Russia’s economy is doing better than expected but it still faces dangers and “crisis phenomena”, the head of the Central Bank said on 4 June, acknowledging the impact of “external factors”.

Elvira Nabiullina file photo“Current figures for the economy have proven better than economists expected but it is early to say that all the crisis phenomena have passed,” Elvira Nabiullina told a banking conference, as reported by Interfax news agency. “The risks have softened but they are the same and we have to be aware of them.”

She identified those risks as long-term structural limitations within the economy, which have been joined by “cyclical recessionary factors caused by acute changes in the external environment”.

The financial system and balance of payments have adapted to the “new conditions” but that does not apply to the economy as a whole, Nabiullina said. “External factors remain fairly unfavourable.
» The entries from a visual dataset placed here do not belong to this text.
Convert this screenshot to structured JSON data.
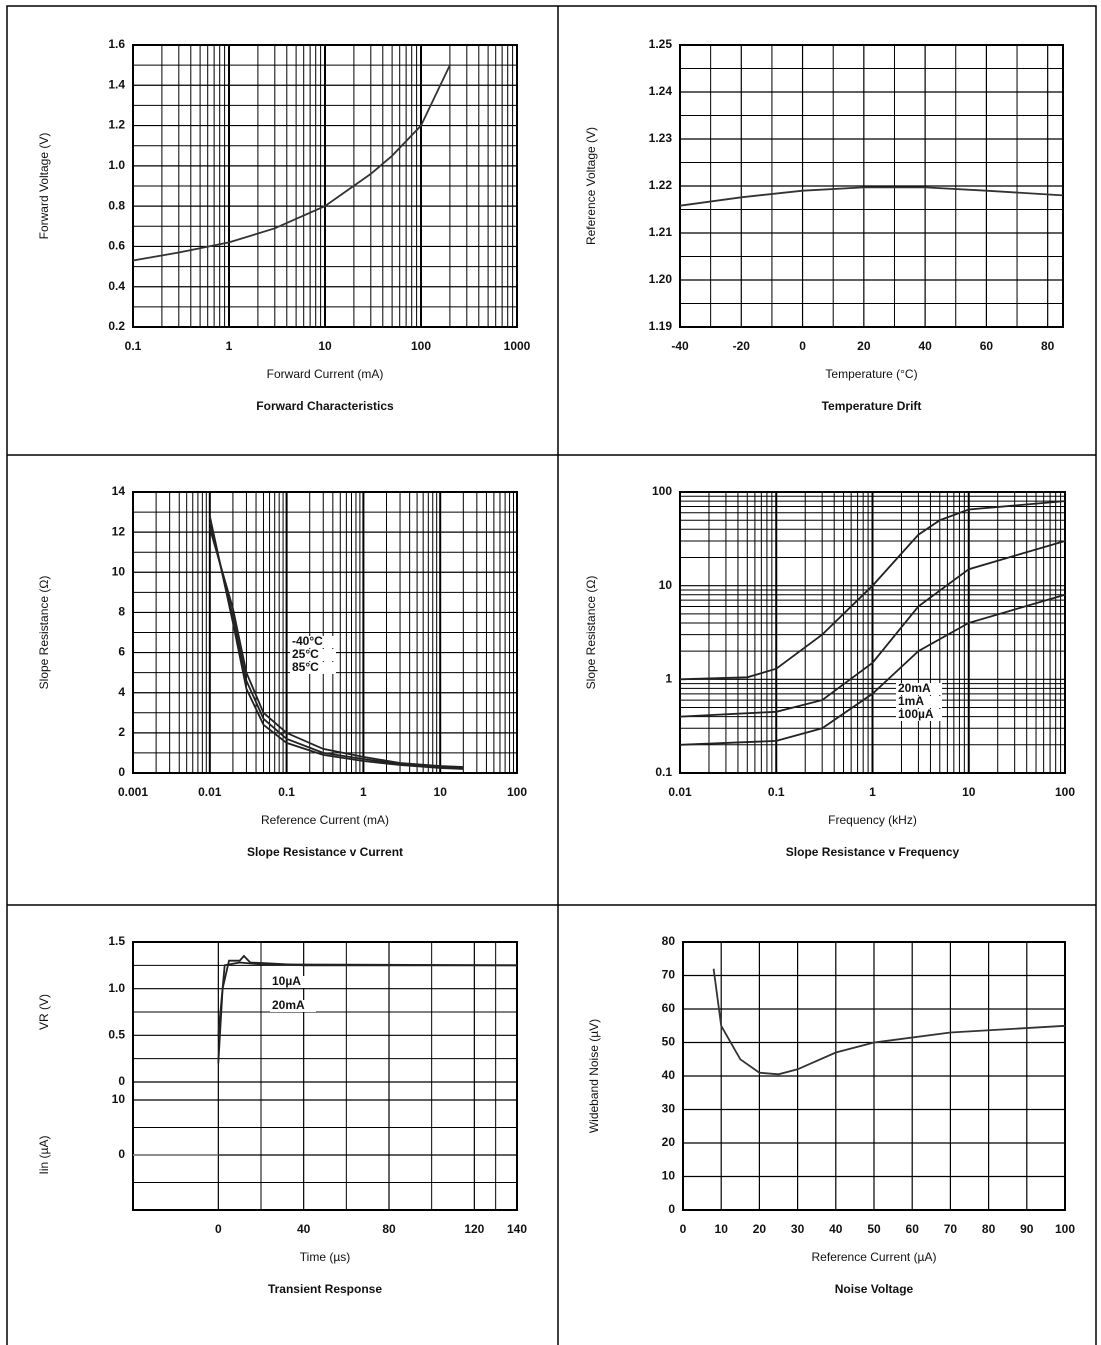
{
  "chart_data": [
    {
      "type": "line",
      "title": "Forward Characteristics",
      "xlabel": "Forward Current (mA)",
      "ylabel": "Forward Voltage (V)",
      "xlog": true,
      "grid": true,
      "minor_grid": true,
      "color": "#333333",
      "xlim": [
        0.1,
        1000
      ],
      "xticks": [
        0.1,
        1,
        10,
        100,
        1000
      ],
      "ylim": [
        0.2,
        1.6
      ],
      "yticks": [
        0.2,
        0.4,
        0.6,
        0.8,
        {
          "value": 1,
          "label": "1.0"
        },
        1.2,
        1.4,
        1.6
      ],
      "x": [
        0.1,
        0.3,
        1,
        3,
        10,
        30,
        50,
        100,
        200
      ],
      "values": [
        0.53,
        0.57,
        0.62,
        0.69,
        0.8,
        0.96,
        1.05,
        1.2,
        1.5
      ]
    },
    {
      "type": "line",
      "title": "Temperature Drift",
      "xlabel": "Temperature (°C)",
      "ylabel": "Reference Voltage (V)",
      "grid": true,
      "minor_grid": true,
      "color": "#333333",
      "xlim": [
        -40,
        85
      ],
      "xticks": [
        -40,
        -20,
        0,
        20,
        40,
        60,
        80
      ],
      "ylim": [
        1.19,
        1.25
      ],
      "yticks": [
        1.19,
        {
          "value": 1.2,
          "label": "1.20"
        },
        1.21,
        1.22,
        1.23,
        1.24,
        1.25
      ],
      "x": [
        -40,
        -20,
        0,
        20,
        40,
        60,
        85
      ],
      "values": [
        1.2158,
        1.2176,
        1.219,
        1.2197,
        1.2197,
        1.219,
        1.218
      ]
    },
    {
      "type": "line",
      "title": "Slope Resistance v Current",
      "xlabel": "Reference Current (mA)",
      "ylabel": "Slope Resistance (Ω)",
      "xlog": true,
      "grid": true,
      "minor_grid": true,
      "xlim": [
        0.001,
        100
      ],
      "xticks": [
        0.001,
        0.01,
        0.1,
        1,
        10,
        100
      ],
      "ylim": [
        0,
        14
      ],
      "yticks": [
        0,
        2,
        4,
        6,
        8,
        10,
        12,
        14
      ],
      "series": [
        {
          "name": "-40°C",
          "color": "#222222",
          "x": [
            0.01,
            0.02,
            0.03,
            0.05,
            0.1,
            0.3,
            1,
            3,
            10,
            20
          ],
          "values": [
            12.8,
            7.5,
            4.2,
            2.4,
            1.5,
            0.9,
            0.6,
            0.4,
            0.25,
            0.2
          ]
        },
        {
          "name": "25°C",
          "color": "#222222",
          "x": [
            0.01,
            0.02,
            0.03,
            0.05,
            0.1,
            0.3,
            1,
            3,
            10,
            20
          ],
          "values": [
            12.5,
            7.8,
            4.6,
            2.7,
            1.7,
            1.0,
            0.7,
            0.45,
            0.3,
            0.25
          ]
        },
        {
          "name": "85°C",
          "color": "#222222",
          "x": [
            0.01,
            0.02,
            0.03,
            0.05,
            0.1,
            0.3,
            1,
            3,
            10,
            20
          ],
          "values": [
            12.2,
            8.2,
            5.0,
            3.0,
            2.0,
            1.2,
            0.8,
            0.5,
            0.35,
            0.3
          ]
        }
      ]
    },
    {
      "type": "line",
      "title": "Slope Resistance v Frequency",
      "xlabel": "Frequency (kHz)",
      "ylabel": "Slope Resistance (Ω)",
      "xlog": true,
      "ylog": true,
      "grid": true,
      "minor_grid": true,
      "xlim": [
        0.01,
        100
      ],
      "xticks": [
        0.01,
        0.1,
        1,
        10,
        100
      ],
      "ylim": [
        0.1,
        100
      ],
      "yticks": [
        0.1,
        1,
        10,
        100
      ],
      "series": [
        {
          "name": "20mA",
          "color": "#222222",
          "x": [
            0.01,
            0.05,
            0.1,
            0.3,
            1,
            3,
            5,
            10,
            100
          ],
          "values": [
            1,
            1.05,
            1.3,
            3,
            10,
            35,
            50,
            65,
            80
          ]
        },
        {
          "name": "1mA",
          "color": "#222222",
          "x": [
            0.01,
            0.1,
            0.3,
            1,
            3,
            10,
            100
          ],
          "values": [
            0.4,
            0.45,
            0.6,
            1.5,
            6,
            15,
            30
          ]
        },
        {
          "name": "100µA",
          "color": "#222222",
          "x": [
            0.01,
            0.1,
            0.3,
            1,
            3,
            10,
            100
          ],
          "values": [
            0.2,
            0.22,
            0.3,
            0.7,
            2,
            4,
            8
          ]
        }
      ]
    },
    {
      "type": "line",
      "title": "Transient Response",
      "xlabel": "Time (µs)",
      "ylabel": "VR (V)",
      "y2label": "Iin (µA)",
      "grid": true,
      "minor_grid": true,
      "xlim": [
        -40,
        140
      ],
      "xticks": [
        0,
        40,
        80,
        120,
        140
      ],
      "ylim": [
        0,
        1.5
      ],
      "yticks": [
        0,
        0.5,
        {
          "value": 1,
          "label": "1.0"
        },
        1.5
      ],
      "y2lim": [
        -10,
        10
      ],
      "y2ticks": [
        0,
        10
      ],
      "series": [
        {
          "name": "10µA",
          "color": "#222222",
          "x": [
            0,
            2,
            5,
            10,
            12,
            15,
            25,
            40,
            140
          ],
          "values": [
            0.2,
            1.0,
            1.3,
            1.3,
            1.35,
            1.28,
            1.27,
            1.25,
            1.25
          ]
        },
        {
          "name": "20mA",
          "color": "#222222",
          "x": [
            0,
            3,
            10,
            20,
            140
          ],
          "values": [
            0.5,
            1.25,
            1.28,
            1.26,
            1.25
          ]
        },
        {
          "color": "#888888",
          "axis": "y2",
          "x": [
            -40,
            0
          ],
          "values": [
            0,
            0
          ]
        }
      ]
    },
    {
      "type": "line",
      "title": "Noise Voltage",
      "xlabel": "Reference Current (µA)",
      "ylabel": "Wideband Noise (µV)",
      "grid": true,
      "color": "#333333",
      "xlim": [
        0,
        100
      ],
      "xticks": [
        0,
        10,
        20,
        30,
        40,
        50,
        60,
        70,
        80,
        90,
        100
      ],
      "ylim": [
        0,
        80
      ],
      "yticks": [
        0,
        10,
        20,
        30,
        40,
        50,
        60,
        70,
        80
      ],
      "x": [
        8,
        10,
        15,
        20,
        25,
        30,
        40,
        50,
        70,
        100
      ],
      "values": [
        72,
        55,
        45,
        41,
        40.5,
        42,
        47,
        50,
        53,
        55
      ]
    }
  ]
}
Oil prices have gone up but even if they settle as the current level they will be one-third lower than the average for the past five years,” she told the conference. “On top of that, prices for other traditional Russian export products are going down.”

It will take time to adapt the economy to the new conditions and restore sustainable growth, and this “will depend on the external environment changing but more than that on the rate of structural reform”, she said. The positive scenario would be larger processing and service sectors with higher productivity, while the negative scenario would be the oil price stabilizing and the economy retaining its old structure with low productivity and growth of 1 to 2 per cent.

“Both scenarios are possible,” she said, but the Central Bank will use its monetary-policy and regulatory powers to encourage the positive one.